After remaining cryptic for months on the fate of the proposed two-year moratorium on crypto-mining, Governor Kathy Hochul has now signed the bill into law, as her administration’s long study of the bill coincidentally concluded shortly after she survived an unexpectedly close gubernatorial race.
It’s a shame Hochul couldn’t have made her position clear prior to the election, giving voters a chance to judge her on this important issue. This episode will never be highlighted as a profile in courage.
But her signing statement explaining her support for the law is quite a case study in political messaging. It serves up a word salad of Newspeak to obscure the contradiction between her avowed interest in developing the economy of Upstate New York by attracting jobs of the future, and her support for a law that will make it harder for the market to do that.
Sadly, Hochul’s vision of supporting economic development is to pick political winners and give away taxpayer’s money to them.
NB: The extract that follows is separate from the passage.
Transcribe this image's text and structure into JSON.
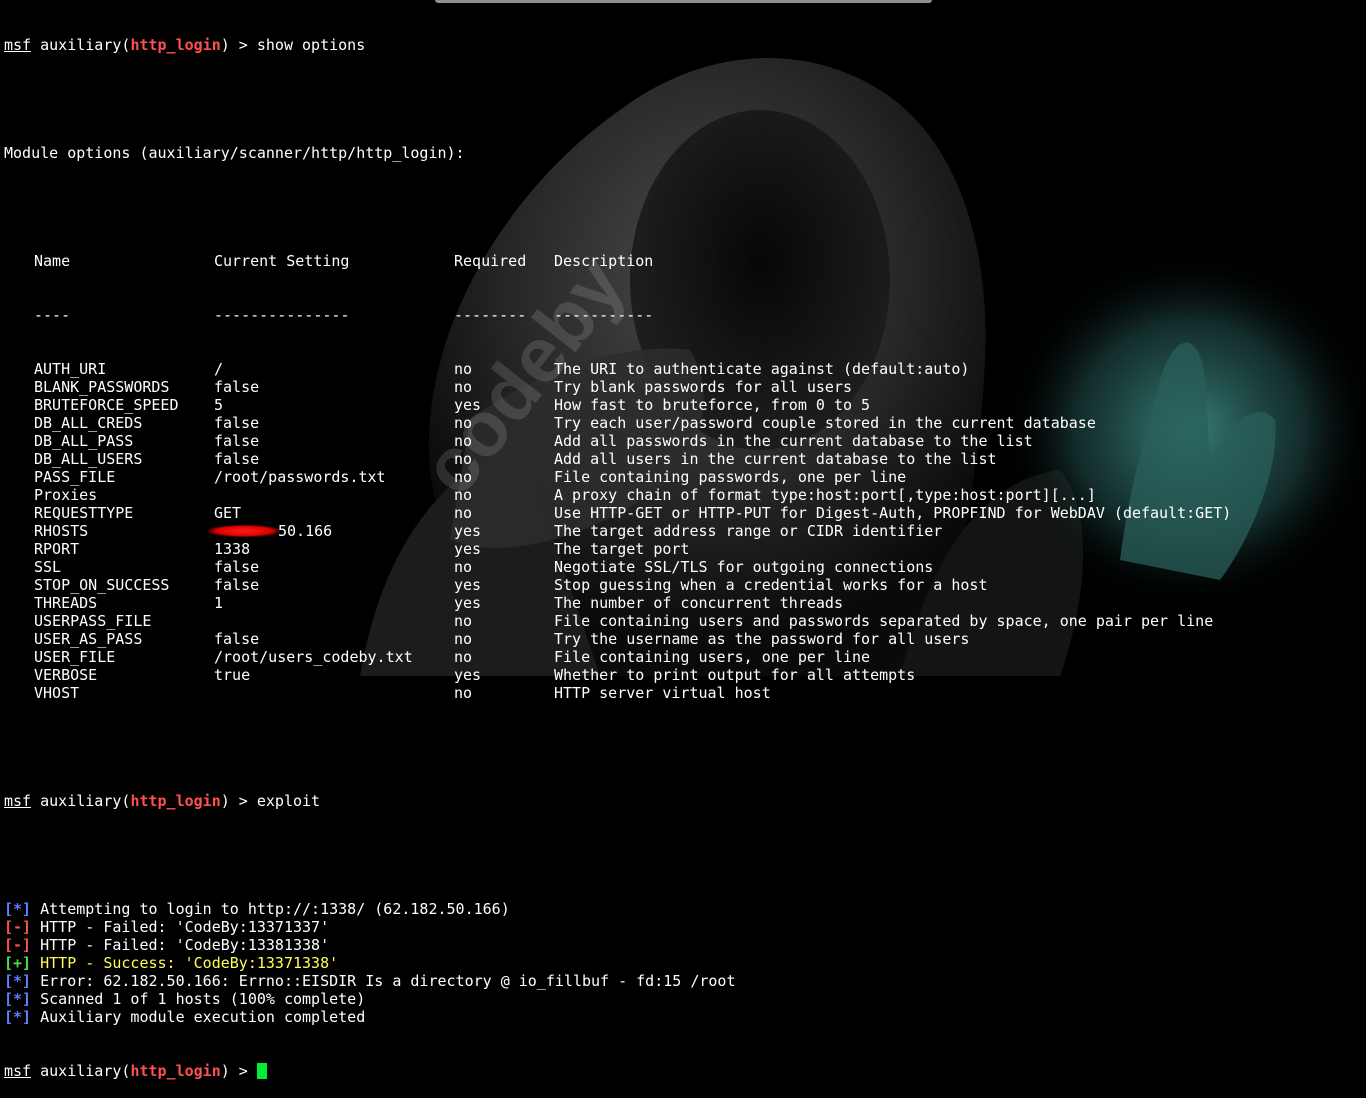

This is classic industrial policy, which has a long record of failure. But history is rarely a deterrent to politicians who think they’re smarter than the market.
The moratorium is not even necessary to the bill’s underlying purpose – requiring the Department of Environmental Conservation (DEC) to draft a generic environmental impact statement for crypto-mining operations to guide future air quality permit decisions. The DEC is perfectly capable of developing such a permit while evaluating current permit requests under existing rules.
Hochul should have vetoed this bill. But as she noted in her signing statement, her decision was made with a nod to the Climate Leadership and Community Protection Act. That monumental act of top-down social engineering requires the whole of New York’s economy to be redesigned by politicians and bureaucrats not for the purpose of meeting the demands of consumers, but to achieve climate-related goals legislated by the political class.
What could go wrong? Even more of what has already been going wrong economically in the Empire State – sluggish economic growth, population decline, the exodus of local employers, and the choice by out of state companies not to invest here at all.
Hang onto your hats, New Yorkers. The crypto-moratorium is just one illustration of a burgeoning, CLCPA-driven assault on the vitality of the free market.